5 December 2016

*** Deteriorating Security Situation in Afghanistan Opens the Door for the Return of ISIS, Al Qaeda and the Taliban

Mujib Mashal and Eric Schmitt

KABUL, Afghanistan — Afghanistan’s security crisis is fueling new opportunities for Al Qaeda, the Islamic State and other extremist groups, Afghan and American officials say, voicing new concerns that the original American mission in the country — removing its use as a terrorist haven — is at risk.

As intense Taliban offensives have taken large portions of territory out of the Afghan government’s hands, those spaces have become the stage for a resurgence of regional and international militant groups. That is despite the extended presence of nearly 10,000 American troops in the country, tasked with performing counterterrorism operations and supporting the Afghan forces that are bearing the brunt of the fighting.
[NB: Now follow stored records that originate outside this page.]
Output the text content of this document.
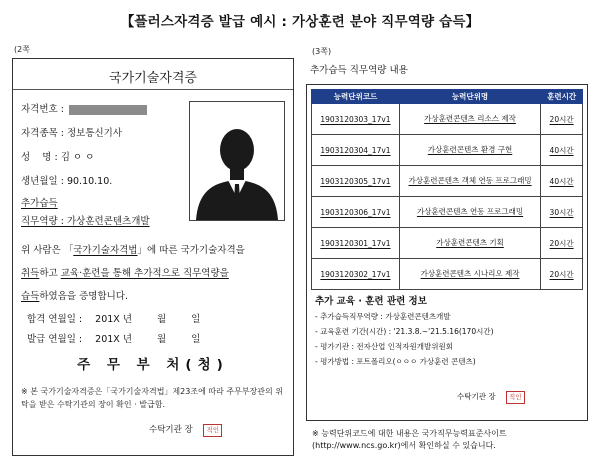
【플러스자격증 발급 예시 : 가상훈련 분야 직무역량 습득】
(2쪽
국가기술자격증
자격번호 :
자격종목 : 정보통신기사
성    명 : 김 ㅇ ㅇ
생년월일 : 90.10.10.
추가습득
직무역량 : 가상훈련콘텐츠개발
위 사람은 「국가기술자격법」에 따른 국가기술자격을
취득하고 교육·훈련을 통해 추가적으로 직무역량을
습득하였음을 증명합니다.
합격 연월일 : 201X 년	월	일
발급 연월일 : 201X 년	월	일
주 무 부 처(청)
※ 본 국가기술자격증은「국가기술자격법」제23조에 따라 주무부장관의 위탁을 받은 수탁기관의 장이 확인 · 발급함.
수탁기관 장 직인
(3쪽)
추가습득 직무역량 내용
능력단위코드	능력단위명	훈련시간
1903120303_17v1	가상훈련콘텐츠 리소스 제작	20시간
1903120304_17v1	가상훈련콘텐츠 환경 구현	40시간
1903120305_17v1	가상훈련콘텐츠 객체 연동 프로그래밍	40시간
1903120306_17v1	가상훈련콘텐츠 연동 프로그래밍	30시간
1903120301_17v1	가상훈련콘텐츠 기획	20시간
1903120302_17v1	가상훈련콘텐츠 시나리오 제작	20시간
추가 교육 · 훈련 관련 정보
- 추가습득직무역량 : 가상훈련콘텐츠개발
- 교육훈련 기간(시간) : '21.3.8.~'21.5.16(170시간)
- 평가기관 : 전자산업 인적자원개발위원회
- 평가방법 : 포트폴리오(ㅇㅇㅇ 가상훈련 콘텐츠)
수탁기관 장 직인
※ 능력단위코드에 대한 내용은 국가직무능력표준사이트(http://www.ncs.go.kr)에서 확인하실 수 있습니다.
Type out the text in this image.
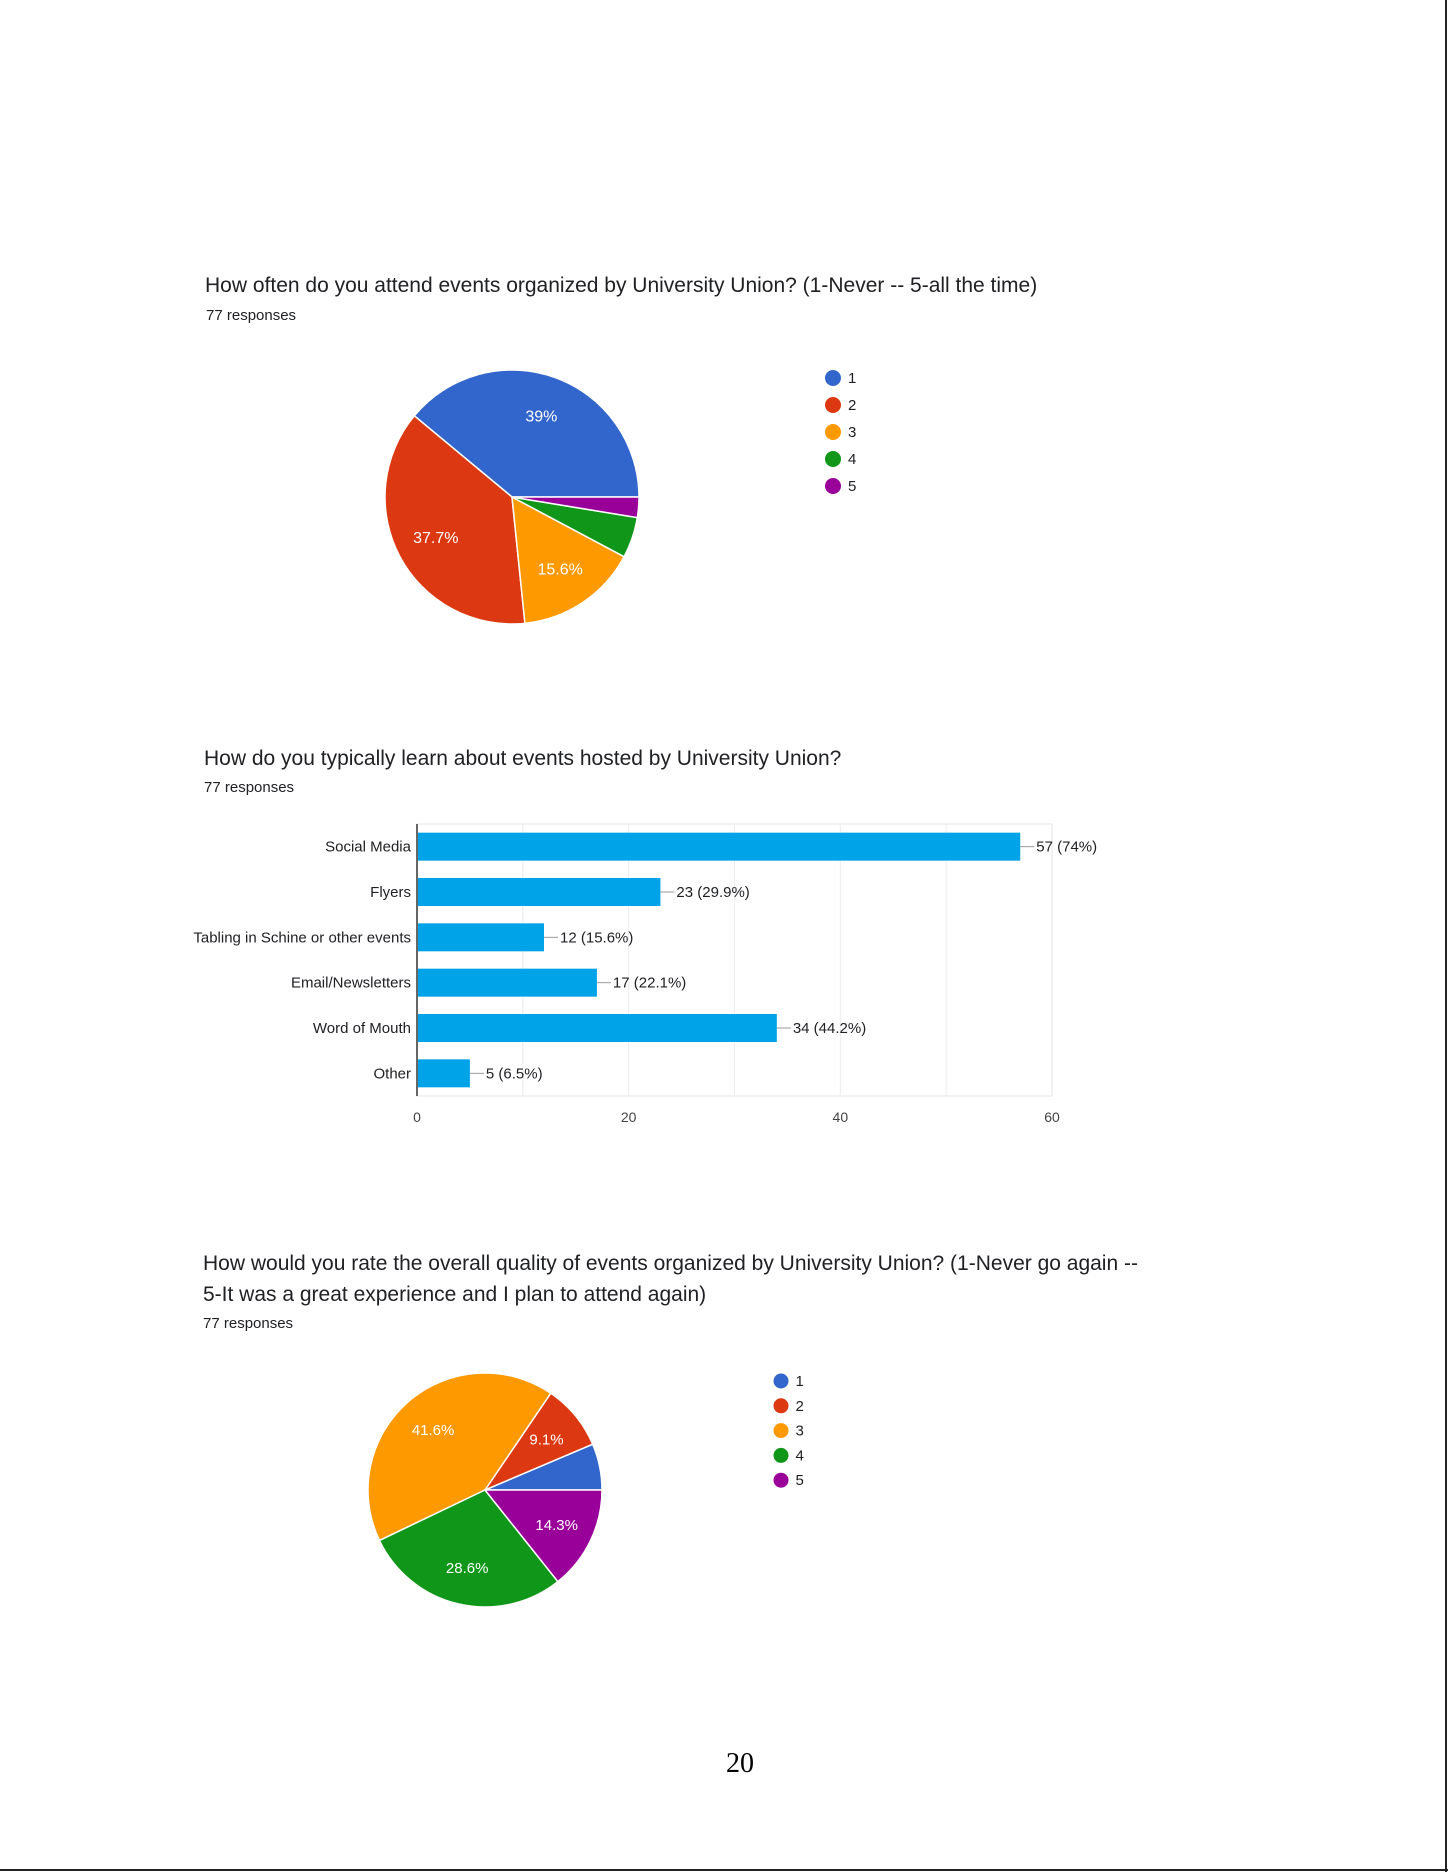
How often do you attend events organized by University Union? (1-Never -- 5-all the time)
77 responses
How do you typically learn about events hosted by University Union?
77 responses
How would you rate the overall quality of events organized by University Union? (1-Never go again --
5-It was a great experience and I plan to attend again)
77 responses
39%
37.7%
15.6%
1
2
3
4
5
Social Media	57 (74%)
Flyers	23 (29.9%)
Tabling in Schine or other events	12 (15.6%)
Email/Newsletters	17 (22.1%)
Word of Mouth	34 (44.2%)
Other	5 (6.5%)
0	20	40	60
9.1%
41.6%
28.6%
14.3%
1
2
3
4
5
20
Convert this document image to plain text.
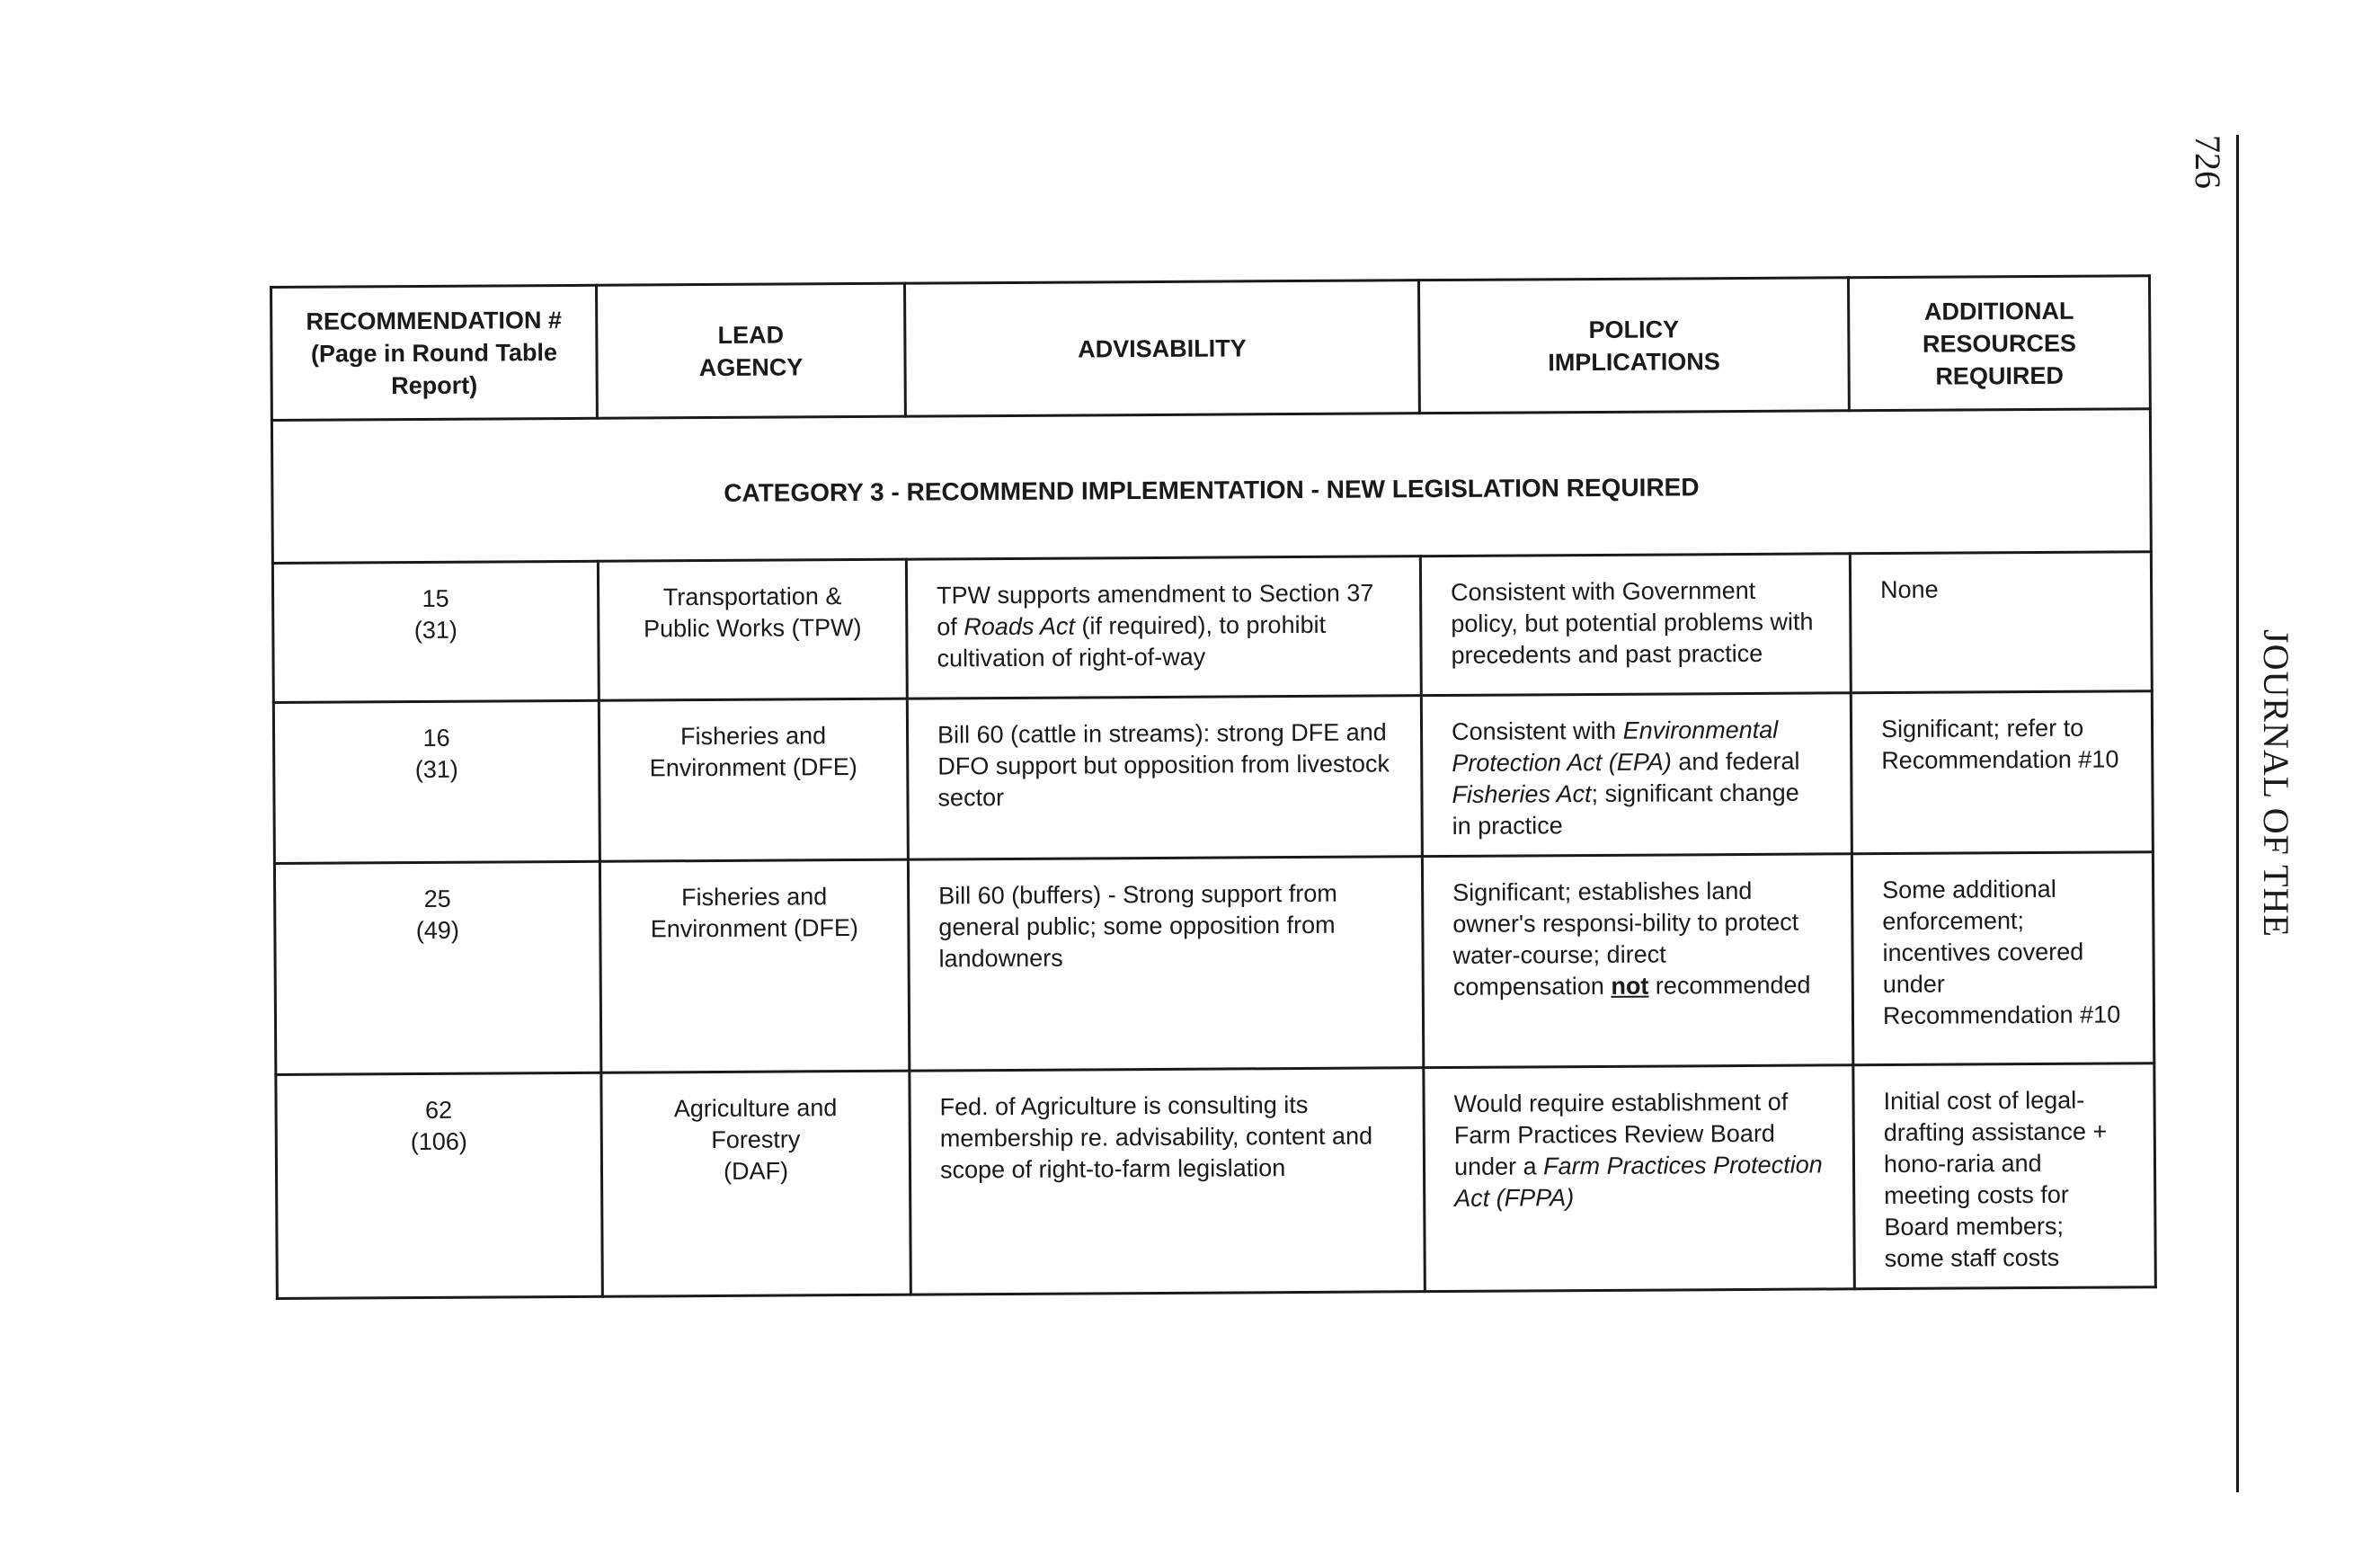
RECOMMENDATION #
(Page in Round Table
Report)	LEAD
AGENCY	ADVISABILITY	POLICY
IMPLICATIONS	ADDITIONAL
RESOURCES
REQUIRED

CATEGORY 3 - RECOMMEND IMPLEMENTATION - NEW LEGISLATION REQUIRED				

15
(31)	Transportation &
Public Works (TPW)	TPW supports amendment to Section 37 of Roads Act (if required), to prohibit cultivation of right-of-way	Consistent with Government policy, but potential problems with precedents and past practice	None

16
(31)	Fisheries and
Environment (DFE)	Bill 60 (cattle in streams): strong DFE and DFO support but opposition from livestock sector	Consistent with Environmental Protection Act (EPA) and federal Fisheries Act; significant change in practice	Significant; refer to Recommendation #10

25
(49)	Fisheries and
Environment (DFE)	Bill 60 (buffers) - Strong support from general public; some opposition from landowners	Significant; establishes land owner's responsi-bility to protect water-course; direct compensation not recommended	Some additional enforcement; incentives covered under Recommendation #10

62
(106)	Agriculture and
Forestry
(DAF)	Fed. of Agriculture is consulting its membership re. advisability, content and scope of right-to-farm legislation	Would require establishment of Farm Practices Review Board under a Farm Practices Protection Act (FPPA)	Initial cost of legal-drafting assistance + hono-raria and meeting costs for Board members; some staff costs
726
JOURNAL OF THE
Gen. Joseph L. Votel, the chief of the United States Central Command, said the Afghan government now controls only about 60 percent of the country, the Taliban hold sway over about 10 percent, and the remainder is contested. Which group or groups fill those voids of increasing ungoverned territory in Afghanistan “is something we’ll have to contend with,” he said.

“We have to be concerned about this — about the Taliban pulling together and cooperating and collaborating with other terrorist organizations,” General Votel said at a security forum in Washington this week.